Liquefied Natural Gas (LNG)
Pipeline receipts: Average natural gas deliveries to U.S. LNG export terminals decreased by 0.6% (0.1 Bcf/d) week over week, averaging 14.3 Bcf/d, according to data from S&P Global Commodity Insights. Natural gas deliveries to terminals in South Louisiana decreased by 1.5% (0.1 Bcf/d) to 8.7 Bcf/d. Natural gas deliveries to terminals in South Texas increased by 1.7% (0.1 Bcf/d), and natural gas deliveries to terminals outside the Gulf Coast decreased by 2.2% (less than 0.1 Bcf/d). Vessels departing U.S. ports: Twenty-four LNG vessels (nine from Sabine Pass; four each from Calcasieu Pass and Freeport; three each from Cameron and Corpus Christi; and one from Cove Point) with a combined LNG-carrying capacity of 91 Bcf departed the United States between November 23 and November 29, according to shipping data provided by Bloomberg Finance, L.P. LNG terminals: On November 27, Freeport LNG Development, L.P. received approval from the Federal Energy Regulatory Commission (FERC) to return to service Phase 2 facilities, which includes LNG Loop 2 and Dock 2 for ship loading.
Storage
Net injections into storage totaled 10 Bcf for the week ending November 24, compared with the five-year (2018–2022) average net withdrawals of 44 Bcf and last year’s net withdrawals of 80 Bcf during the same week.
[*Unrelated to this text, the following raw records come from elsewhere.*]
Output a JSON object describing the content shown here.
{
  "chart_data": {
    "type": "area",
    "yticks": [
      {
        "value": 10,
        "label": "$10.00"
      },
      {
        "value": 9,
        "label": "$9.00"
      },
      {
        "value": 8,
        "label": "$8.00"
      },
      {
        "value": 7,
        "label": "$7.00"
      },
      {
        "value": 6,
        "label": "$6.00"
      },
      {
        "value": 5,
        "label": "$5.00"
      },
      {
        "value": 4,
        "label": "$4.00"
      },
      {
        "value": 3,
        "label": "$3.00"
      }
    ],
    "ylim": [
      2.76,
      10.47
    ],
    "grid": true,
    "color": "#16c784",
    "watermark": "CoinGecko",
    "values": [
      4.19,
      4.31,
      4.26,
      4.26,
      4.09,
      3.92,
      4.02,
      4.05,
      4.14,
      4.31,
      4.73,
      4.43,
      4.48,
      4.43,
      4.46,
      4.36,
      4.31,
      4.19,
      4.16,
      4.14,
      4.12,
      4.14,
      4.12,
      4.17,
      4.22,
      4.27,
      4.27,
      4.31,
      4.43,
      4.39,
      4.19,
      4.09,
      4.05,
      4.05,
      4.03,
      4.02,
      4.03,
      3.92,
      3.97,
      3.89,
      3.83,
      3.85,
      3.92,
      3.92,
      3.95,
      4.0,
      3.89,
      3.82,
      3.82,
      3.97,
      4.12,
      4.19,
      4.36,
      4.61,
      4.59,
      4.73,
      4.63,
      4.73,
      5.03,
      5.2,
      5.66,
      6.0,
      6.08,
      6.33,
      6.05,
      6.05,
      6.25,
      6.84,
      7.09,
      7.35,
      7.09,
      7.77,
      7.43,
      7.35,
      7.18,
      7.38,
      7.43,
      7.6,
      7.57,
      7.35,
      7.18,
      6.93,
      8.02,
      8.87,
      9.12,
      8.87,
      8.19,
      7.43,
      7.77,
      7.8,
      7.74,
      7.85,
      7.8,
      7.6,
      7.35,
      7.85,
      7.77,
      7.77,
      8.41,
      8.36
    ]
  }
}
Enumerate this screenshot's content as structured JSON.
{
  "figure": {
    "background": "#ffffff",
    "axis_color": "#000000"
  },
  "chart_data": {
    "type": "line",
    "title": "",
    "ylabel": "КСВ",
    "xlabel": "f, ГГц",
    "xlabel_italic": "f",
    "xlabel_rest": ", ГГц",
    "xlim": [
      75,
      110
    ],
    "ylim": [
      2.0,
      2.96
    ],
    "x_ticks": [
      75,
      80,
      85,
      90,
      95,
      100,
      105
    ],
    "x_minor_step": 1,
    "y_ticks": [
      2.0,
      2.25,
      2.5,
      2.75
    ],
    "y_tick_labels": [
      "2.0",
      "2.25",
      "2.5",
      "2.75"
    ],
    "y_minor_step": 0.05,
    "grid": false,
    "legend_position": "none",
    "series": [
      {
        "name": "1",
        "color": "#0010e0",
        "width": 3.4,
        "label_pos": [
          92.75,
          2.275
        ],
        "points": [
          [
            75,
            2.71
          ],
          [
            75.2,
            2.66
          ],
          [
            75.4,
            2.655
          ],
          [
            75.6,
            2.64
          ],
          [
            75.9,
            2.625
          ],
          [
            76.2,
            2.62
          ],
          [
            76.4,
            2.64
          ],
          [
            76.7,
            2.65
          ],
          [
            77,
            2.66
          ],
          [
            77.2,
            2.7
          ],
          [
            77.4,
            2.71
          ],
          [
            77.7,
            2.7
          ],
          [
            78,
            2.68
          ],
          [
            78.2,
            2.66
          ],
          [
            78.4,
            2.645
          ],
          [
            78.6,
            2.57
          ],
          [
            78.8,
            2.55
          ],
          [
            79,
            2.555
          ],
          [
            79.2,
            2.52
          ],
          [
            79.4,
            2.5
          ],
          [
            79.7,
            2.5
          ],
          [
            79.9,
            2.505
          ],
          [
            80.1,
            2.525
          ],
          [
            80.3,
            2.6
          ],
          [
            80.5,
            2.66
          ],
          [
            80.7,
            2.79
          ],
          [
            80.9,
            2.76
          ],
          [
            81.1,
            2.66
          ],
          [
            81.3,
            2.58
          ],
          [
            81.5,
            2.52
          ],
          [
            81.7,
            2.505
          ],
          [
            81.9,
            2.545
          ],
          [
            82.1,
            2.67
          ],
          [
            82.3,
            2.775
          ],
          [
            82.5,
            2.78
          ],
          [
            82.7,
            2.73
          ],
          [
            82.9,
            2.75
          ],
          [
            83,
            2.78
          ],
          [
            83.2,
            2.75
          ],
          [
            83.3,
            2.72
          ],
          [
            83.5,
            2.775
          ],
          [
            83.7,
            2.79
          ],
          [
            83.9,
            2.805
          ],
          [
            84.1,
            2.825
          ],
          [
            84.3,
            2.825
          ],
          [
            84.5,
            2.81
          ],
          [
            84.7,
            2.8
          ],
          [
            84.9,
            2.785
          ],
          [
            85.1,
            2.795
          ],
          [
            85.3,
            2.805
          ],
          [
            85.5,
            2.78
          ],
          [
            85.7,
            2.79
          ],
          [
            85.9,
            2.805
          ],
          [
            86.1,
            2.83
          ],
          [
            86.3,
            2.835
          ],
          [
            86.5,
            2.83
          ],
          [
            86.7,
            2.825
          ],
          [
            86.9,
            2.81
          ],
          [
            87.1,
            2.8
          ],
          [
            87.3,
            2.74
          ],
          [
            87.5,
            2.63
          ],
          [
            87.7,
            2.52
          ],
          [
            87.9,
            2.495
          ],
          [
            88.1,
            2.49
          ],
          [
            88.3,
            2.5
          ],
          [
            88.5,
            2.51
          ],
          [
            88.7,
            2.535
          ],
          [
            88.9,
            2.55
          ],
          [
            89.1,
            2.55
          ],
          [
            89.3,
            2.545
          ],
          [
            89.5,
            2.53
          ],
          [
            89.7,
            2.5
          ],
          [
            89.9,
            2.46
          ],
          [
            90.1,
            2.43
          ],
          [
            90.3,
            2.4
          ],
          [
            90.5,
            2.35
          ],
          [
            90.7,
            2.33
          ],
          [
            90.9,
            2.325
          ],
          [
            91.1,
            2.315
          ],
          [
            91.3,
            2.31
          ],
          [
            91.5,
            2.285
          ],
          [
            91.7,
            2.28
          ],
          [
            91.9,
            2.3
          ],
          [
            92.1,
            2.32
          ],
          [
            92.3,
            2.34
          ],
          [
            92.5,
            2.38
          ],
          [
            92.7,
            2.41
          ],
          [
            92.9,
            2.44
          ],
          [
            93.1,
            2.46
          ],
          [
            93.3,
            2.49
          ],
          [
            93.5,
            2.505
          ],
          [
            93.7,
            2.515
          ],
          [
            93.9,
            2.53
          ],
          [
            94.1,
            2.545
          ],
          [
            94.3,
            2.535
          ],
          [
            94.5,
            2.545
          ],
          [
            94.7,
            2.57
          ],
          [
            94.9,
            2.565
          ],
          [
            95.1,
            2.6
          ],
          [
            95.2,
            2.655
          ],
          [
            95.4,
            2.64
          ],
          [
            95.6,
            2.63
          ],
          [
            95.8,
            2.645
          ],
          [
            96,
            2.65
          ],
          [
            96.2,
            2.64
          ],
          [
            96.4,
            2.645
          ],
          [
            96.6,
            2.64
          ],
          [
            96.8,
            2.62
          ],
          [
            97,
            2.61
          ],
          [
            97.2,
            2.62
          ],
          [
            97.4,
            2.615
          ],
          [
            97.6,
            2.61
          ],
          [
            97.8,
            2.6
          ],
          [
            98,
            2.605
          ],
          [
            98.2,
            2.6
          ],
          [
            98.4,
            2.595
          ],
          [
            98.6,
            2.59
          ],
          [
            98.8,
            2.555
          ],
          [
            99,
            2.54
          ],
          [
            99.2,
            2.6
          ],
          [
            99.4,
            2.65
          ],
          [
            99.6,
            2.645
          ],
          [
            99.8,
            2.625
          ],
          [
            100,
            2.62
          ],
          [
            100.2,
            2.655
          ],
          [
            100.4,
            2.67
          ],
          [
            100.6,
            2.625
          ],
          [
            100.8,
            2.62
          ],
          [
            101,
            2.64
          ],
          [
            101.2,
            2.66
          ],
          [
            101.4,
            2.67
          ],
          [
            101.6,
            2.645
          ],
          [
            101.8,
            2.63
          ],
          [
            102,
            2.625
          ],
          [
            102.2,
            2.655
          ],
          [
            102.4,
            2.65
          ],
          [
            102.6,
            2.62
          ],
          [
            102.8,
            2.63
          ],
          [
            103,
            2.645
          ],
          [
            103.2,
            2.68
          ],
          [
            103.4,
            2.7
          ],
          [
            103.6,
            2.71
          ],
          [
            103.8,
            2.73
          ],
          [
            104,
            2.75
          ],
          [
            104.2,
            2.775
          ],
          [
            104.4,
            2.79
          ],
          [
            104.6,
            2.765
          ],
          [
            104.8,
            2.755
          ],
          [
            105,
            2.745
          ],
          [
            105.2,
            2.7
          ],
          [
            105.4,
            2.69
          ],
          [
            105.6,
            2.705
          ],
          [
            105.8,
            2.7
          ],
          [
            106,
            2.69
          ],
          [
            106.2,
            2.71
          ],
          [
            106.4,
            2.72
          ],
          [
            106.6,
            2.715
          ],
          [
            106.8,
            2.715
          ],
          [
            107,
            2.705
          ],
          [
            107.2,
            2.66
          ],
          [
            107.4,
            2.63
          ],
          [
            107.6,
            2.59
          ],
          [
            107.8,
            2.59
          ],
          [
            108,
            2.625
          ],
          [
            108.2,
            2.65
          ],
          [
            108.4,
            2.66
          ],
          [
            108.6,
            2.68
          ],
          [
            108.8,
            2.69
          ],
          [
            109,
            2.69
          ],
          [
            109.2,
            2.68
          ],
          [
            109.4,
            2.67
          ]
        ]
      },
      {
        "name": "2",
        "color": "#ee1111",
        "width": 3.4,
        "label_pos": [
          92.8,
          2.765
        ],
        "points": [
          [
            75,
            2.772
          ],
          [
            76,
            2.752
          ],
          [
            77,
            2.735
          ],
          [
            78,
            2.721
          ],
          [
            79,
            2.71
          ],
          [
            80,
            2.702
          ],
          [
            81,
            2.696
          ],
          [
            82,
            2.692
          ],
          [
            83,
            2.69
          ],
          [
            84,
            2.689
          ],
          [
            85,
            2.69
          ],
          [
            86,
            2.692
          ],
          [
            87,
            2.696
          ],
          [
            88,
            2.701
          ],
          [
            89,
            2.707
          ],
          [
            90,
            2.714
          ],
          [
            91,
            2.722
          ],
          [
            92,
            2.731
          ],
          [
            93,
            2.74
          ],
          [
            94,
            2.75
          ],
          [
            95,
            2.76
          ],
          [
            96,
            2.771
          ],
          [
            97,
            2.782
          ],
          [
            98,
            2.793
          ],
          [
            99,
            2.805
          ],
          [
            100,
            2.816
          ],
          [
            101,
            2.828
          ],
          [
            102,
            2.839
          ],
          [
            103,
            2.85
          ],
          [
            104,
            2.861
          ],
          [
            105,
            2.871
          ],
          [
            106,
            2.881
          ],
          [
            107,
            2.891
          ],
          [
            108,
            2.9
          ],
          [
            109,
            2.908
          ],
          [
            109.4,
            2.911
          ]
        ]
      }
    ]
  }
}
Working natural gas stocks totaled 3,836 Bcf, which is 303 Bcf (9%) more than the five-year average and 341 Bcf (10%) more than last year at this time. We have not reported a net injection this late in November in the last 10 years.According to The Desk survey of natural gas analysts, estimates of the weekly net change to working natural gas stocks ranged from net withdrawals of 18 Bcf to net injections of 10 Bcf, with a median estimate of net withdrawals of 3 Bcf.